Wednesday, November 25, 2009

Can neural networks be useful for business?

Growing since the day that Alan Turing introduced the world to the idea of the artificial neural network in his 1948 paper "Intelligent Machinery", neural networks have evolved as a useful and dynamic tool which offer an efficient and effective business solutions to common problems for modern businesses; problems such as fitness approximation, data processing, and robotics .They are particularly effective in situations where complexity of the data or task makes providing a solution impractical by hand.

Real life applications:

  • In 2005 Sirakaya, Delen and Choi published a paper which investigated community support for commercial gaming in the United States. They utilised an artificial Neural Network to conduct the research and used variables such as geographic space, proximity to population centres and church membership to make their assessment.
  • Amir F. Atiya in 2001 publised his article entitled “Bankruptcy Prediction for Credit Risk Using Neural Networks: A Survey and New Results”. This paper was written for the corporation he was working for namely IEEE. Using the neural network which he developed he was able to provide a corporate bankruptcy prediction model with an accuracy from 81.46% to 85.5%.

Neural Networks provide an alternative to conventional techniques which are often limited by strict rules of normality, linearity, variable independence etc. Because a neural network can capture many kinds of relationships it allows the user to easily show or explain phenomena which otherwise may have been very difficult or impossible to explain.

Wednesday, November 18, 2009

Workings of a Genetic Algorithm

Facts about the genetic algorithm:

  1. Inspired by Darwins theory of Evolution or the notion of ‘survival of the fittest’. We will see below that when a new population is being created the two fittest chromosomes from the previous population are selected for the creation of the new population.

  2. Each feasible solution to the problem can be plotted as point on a graph which represents the search space or fitness landscape. Thus the search space contains all feasible solutions.
  3. For any problem we are always looking for the best possible solution available, as the genetic algorithm utilises a formula this will usually be either a maximum or a minimum value. On the graph, the optimum point or the highest point always represents the fittest solution.

    How it works:
    1. A random population of chromosomes (possible solutions to the problem) is generated.
    2. The fitness of each chromosome (solution) is evaluated.
    3. A new population is then created by: 1) selecting two chromosomes in the population according to their fitness, 2) performing crossover probability on the parent chromosomes to create two new chromosomes (offspring), 3)then using mutation probability randomly change the gene values of the offspring 4)and finally placing the offspring in the new population.
    4. The new population is used to run the algorithm again.
    5. Check if the fittest possible solution has been found (highest point on the graph) and if not steps 2, 3 and 4 are repeated until it is.
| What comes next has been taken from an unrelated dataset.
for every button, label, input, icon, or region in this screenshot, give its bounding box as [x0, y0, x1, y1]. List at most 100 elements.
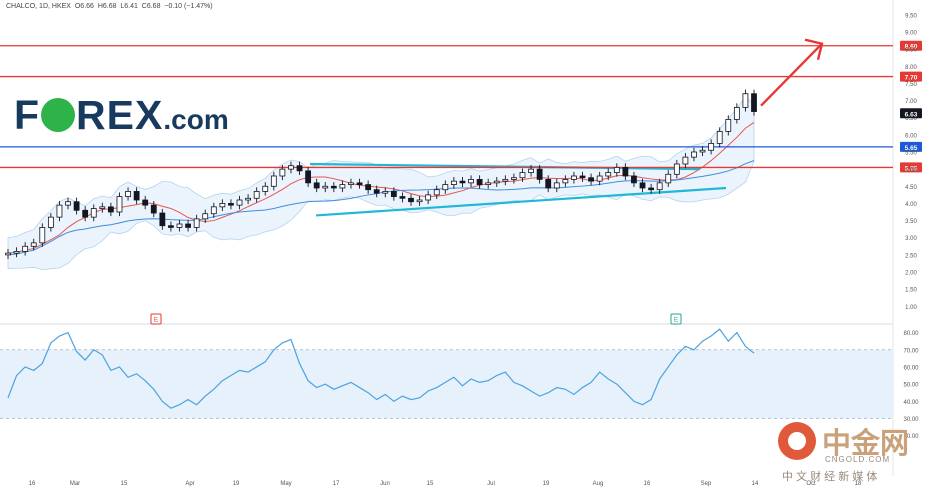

Thursday, November 12, 2009

History of Artificial Intelligence

Since Karel Capek's play in 1921, ‘Rossums Universal Robots’ coined the term ‘Robots’ in the English language as a term to describe the young inventor Rossum’s artificial version of humananity, the idea of robots and indeed artificial intelligence have been a fascination of mankind. The ancestry of modern artificial intelligence can traced far into ancient times, with the notion of artificial beings blessed ‘with conciseness and being’. It was after the invention of the programmable computer in the 1940’s that the idea of building a computer to mimic the workings of the human brain became a plausible theory to scientists.

In 1950 the father of modern computer science Alan Turing proposed the Turing Test in his paper ‘Computing Machinery and Intelligence’. This test worked on the basis that if a person could not tell the difference between communicating with a machine and communicating with human in another room, then we can call that machine an intelligent machine.

In 1956 John McCarthy coined the term ‘Artificial Intelligence’ at the ‘Dartmoth Conference’ – the first conference dedicated to the idea.

In 1957 The General Problem Solver was demonstrated by Newell, Shaw & Simon. This was a machine which offered logical solutions to problems such as theorems and algebra.

In 1962 the first industrial robot company, Unimation, was founded. It produced a materials handling robot used mainly in the manufacturing industry.

In 1969 Shakey was built by SRI International. It became the first robot to apply reasoning to its own actions, and respond to commands.

In 1979 the Stanford Cart. This was the first computer controlled vehicle and required room sized computers for operation. The Cart’s main function was the ability to follow a white line drawn across a floor using its TV camera and other methods.

In more modern times robots have begun to capture the imagination of society more and more. The was most evident when in 1997 ‘The Deep Blue’ chess program took on and beat the world chess champion, Garry Kasparov, in a widely followed match. This brought real life robotics to the masses.

Since then people have become familiar with many commercially available robotic toys which utilise the wonders of artificial intelligence. Examples include ‘Furby’ and the phenomenon which was the ‘Tomagotchi ‘.